3 Lesser-Known Conditions That May Be Caused By Belly Fat
Belly Fat Is Really That Bad?
There is a well-established link between belly fat and increased risk of numerous metabolic and heart diseases. In addition, some studies also link bulging belly to certain types of cancer. However, focusing only on these conditions can distract you from seeing the whole picture.
Learn about three lesser-known health conditions that can result from having excessive fat in the stomach.
What is Belly Fat? Know the Basics.
It is a deeper fat that surrounds visceral organs such as heart, lungs, liver and other organs. For this reason, you may also call it visceral fat. Some medical papers use the term “central obesity” to describe a bulging belly.
A growing body of evidence suggests that having too much belly fat can increase the risk of high blood pressure, diabetes, heart disease, cognitive problems, and cancer. This is true even when you are thin but have a wider waistline.
Belly fat is different from another type of fat that lies under your skin, which is called subcutaneous fat (SF). Unlike the fat in your abdomen, the subcutaneous fat is not linked to chronic diseases.
In fact, some types of fats that lie on your thighs and hips may be actually healthy.
Health Effects of Belly Fat: Looking Beyond Diabetes, Heart Disease, and Cancer
1 - Excessive fat in the belly region can make you fall short of breath.

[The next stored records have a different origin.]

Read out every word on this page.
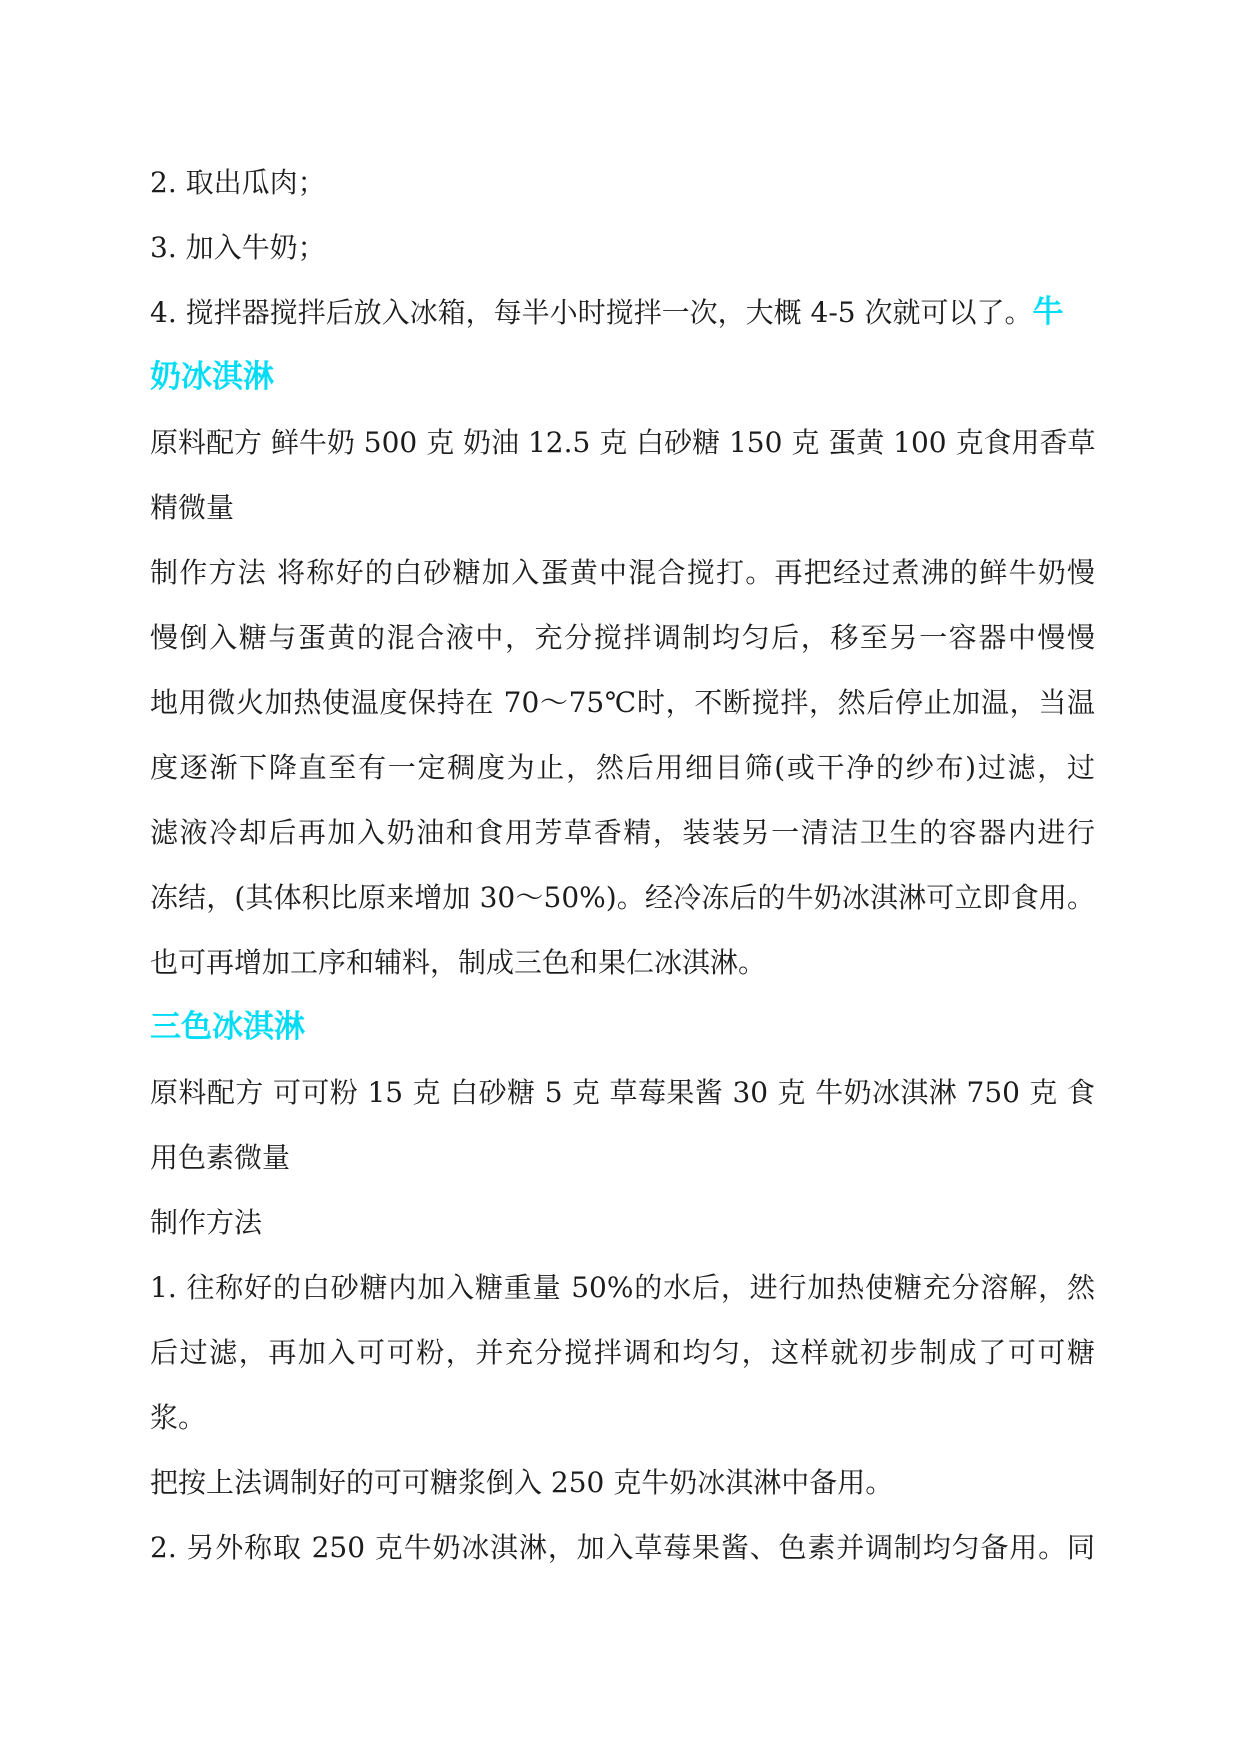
2. 取出瓜肉；
3. 加入牛奶；
4. 搅拌器搅拌后放入冰箱，每半小时搅拌一次，大概 4-5 次就可以了。牛
奶冰淇淋
原料配方 鲜牛奶 500 克 奶油 12.5 克 白砂糖 150 克 蛋黄 100 克食用香草
精微量
制作方法 将称好的白砂糖加入蛋黄中混合搅打。再把经过煮沸的鲜牛奶慢
慢倒入糖与蛋黄的混合液中，充分搅拌调制均匀后，移至另一容器中慢慢
地用微火加热使温度保持在 70～75℃时，不断搅拌，然后停止加温，当温
度逐渐下降直至有一定稠度为止，然后用细目筛(或干净的纱布)过滤，过
滤液冷却后再加入奶油和食用芳草香精，装装另一清洁卫生的容器内进行
冻结，(其体积比原来增加 30～50%)。经冷冻后的牛奶冰淇淋可立即食用。
也可再增加工序和辅料，制成三色和果仁冰淇淋。
三色冰淇淋
原料配方 可可粉 15 克 白砂糖 5 克 草莓果酱 30 克 牛奶冰淇淋 750 克 食
用色素微量
制作方法
1. 往称好的白砂糖内加入糖重量 50%的水后，进行加热使糖充分溶解，然
后过滤，再加入可可粉，并充分搅拌调和均匀，这样就初步制成了可可糖
浆。
把按上法调制好的可可糖浆倒入 250 克牛奶冰淇淋中备用。
2. 另外称取 250 克牛奶冰淇淋，加入草莓果酱、色素并调制均匀备用。同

The link between central obesity and breathing might not seem too obvious but a very recent study published in the journal PLOS suggests abdominal fat can negatively impact your breathing capacity. The study which analyzed the clinical records of 1,145 subjects found that those with excessive belly fat are more likely to struggle with breathing problems. Because the subjects in the study were all non-smokers, the potential link should be a warning sign even when you don’t smoke. Interestingly, the researchers did not find a significant relation between SF and lung function.
2 - Obese kids may have weaker bones.
Childhood obesity remains a major public health problem in the US. In fact, between 2011–2012, 16.9% of American kids were found to meet the childhood obesity criteria.
A 2018 study published in the World Journal of Clinical Pediatrics suggests children with excessive belly fat may have weaker bones. Most notably, the effect might be independent of whether or not they have insulin resistance (IR), a condition in which the cells fail to utilize available insulin.
Though the researchers are yet to explore the underlying mechanism behind the link, they have noted some potential associations. For example, high levels of stress hormone “cortisol” and decreased production of growth hormone, both of which are common among obese people, might interfere with bone mineralization. They also suspect obesity could raise the risk of fracture, however, they are not in a position to draw any conclusion.
3 - Visceral fat can make you dumb.
Not all geniuses are thin and the amount of fat in the stomach does not necessarily reflect intelligence or memory. But the results of this 2010 study are really interesting.
The study which looked at the link between belly fat and total brain volume in 733 participants with mean age 60 years found that:
Participants with a wider waistline, which was measured by waist-to-hip ratio (WHR), had reduced total brain volume.
There was a significant association between the amounts of visceral fat and a type of brain tissue called white matter. Most notably, the association was independent of BMI score and whether or not the participants had insulin resistance. BMI (Body mass index) gives a measure of body fat on the basis of an individual’s height and weight.
Weight loss science is always advancing so it is important to stay up-to-date with it.
A few simple points of information will help you lose weight to live optimally and prevent you from losing your mind over weight loss.
Share this with your friends who are facing a weight loss challenge.
You need a certain amount of visceral fat to cushion the internal organs.
Obesity, specifically abdominal obesity, is a risk factor for a host of chronic diseases.
Newer studies suggest it is not the amount of fat that affects the disease risk, but its distribution in the body that really matters. Simply put, a thin person with a bulging belly may be more likely to develop certain diseases compared to the one who looks fat but has a uniform fat distribution.
Subcutaneous fat has no important role in disease risk.